Question

1. the graphs of the functions f and g are shown below. use these graphs to find each of the following. (a) (f + g)(2) (b) the domain of (f/g)(x)

Explanation:

Step1: Recall domain - function rule

The domain of $\frac{f}{g}(x)$ is the set of all $x$ - values that are in the domain of both $f(x)$ and $g(x)$ and for which $g(x)
eq0$.

Step2: Analyze domain from graphs

First, find the domain of $f(x)$ and $g(x)$ from the graphs. Then, exclude the $x$ - values for which $g(x) = 0$.

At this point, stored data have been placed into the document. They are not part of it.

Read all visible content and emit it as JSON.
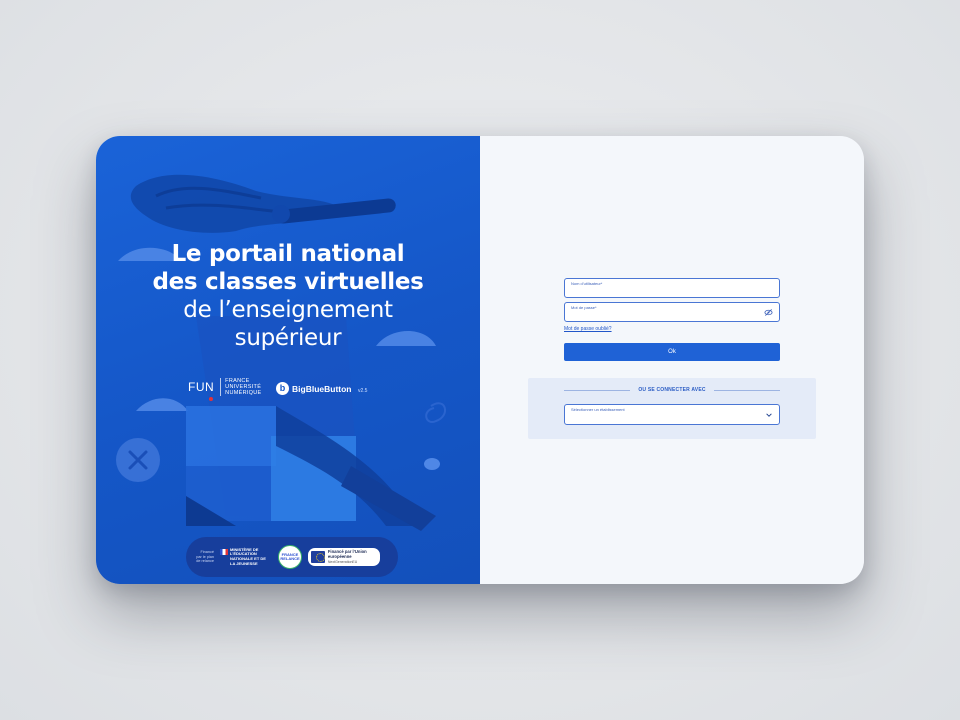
{
  "headline": {
    "line1": "Le portail national",
    "line2": "des classes virtuelles",
    "line3": "de l’enseignement",
    "line4": "supérieur"
  },
  "fun": {
    "mark": "FUN",
    "text": "FRANCE UNIVERSITÉ NUMÉRIQUE"
  },
  "bbb": {
    "name": "BigBlueButton",
    "version": "v2.5"
  },
  "partners": {
    "plan_text": "Financé par le plan de relance",
    "ministry": "MINISTÈRE DE L’ÉDUCATION NATIONALE ET DE LA JEUNESSE",
    "relance": "FRANCE RELANCE",
    "eu_title": "Financé par l’Union européenne",
    "eu_sub": "NextGenerationEU"
  },
  "login": {
    "username_label": "Nom d’utilisateur*",
    "password_label": "Mot de passe*",
    "forgot_link": "Mot de passe oublié?",
    "ok_label": "Ok"
  },
  "alt_login": {
    "divider_text": "OU SE CONNECTER AVEC",
    "select_label": "Sélectionner un établissement"
  },
  "colors": {
    "brand_blue": "#1557c8",
    "button_blue": "#1f62d6",
    "panel_bg": "#f4f7fb"
  }
}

Step3: Determine domain intervals

From the graphs, identify the intervals of $x$ that satisfy the above - mentioned conditions.

Answer:

The domain of $\frac{f}{g}(x)$ needs to be determined by observing the $x$ - values where both $f(x)$ and $g(x)$ are defined and $g(x)
eq0$ from the given graphs. Without the actual numerical values of the endpoints of the intervals on the graphs, we can't give a specific numerical answer, but the general process is as described above. If we assume the domain of $f(x)$ is $[a,b]$ and the domain of $g(x)$ is $[c,d]$ and $g(x)$ has zeros at $x = e$ and $x = f$ (where $e,f\in[c,d]$), then the domain of $\frac{f}{g}(x)$ is $([a,b]\cap[c,d])\setminus\{e,f\}$.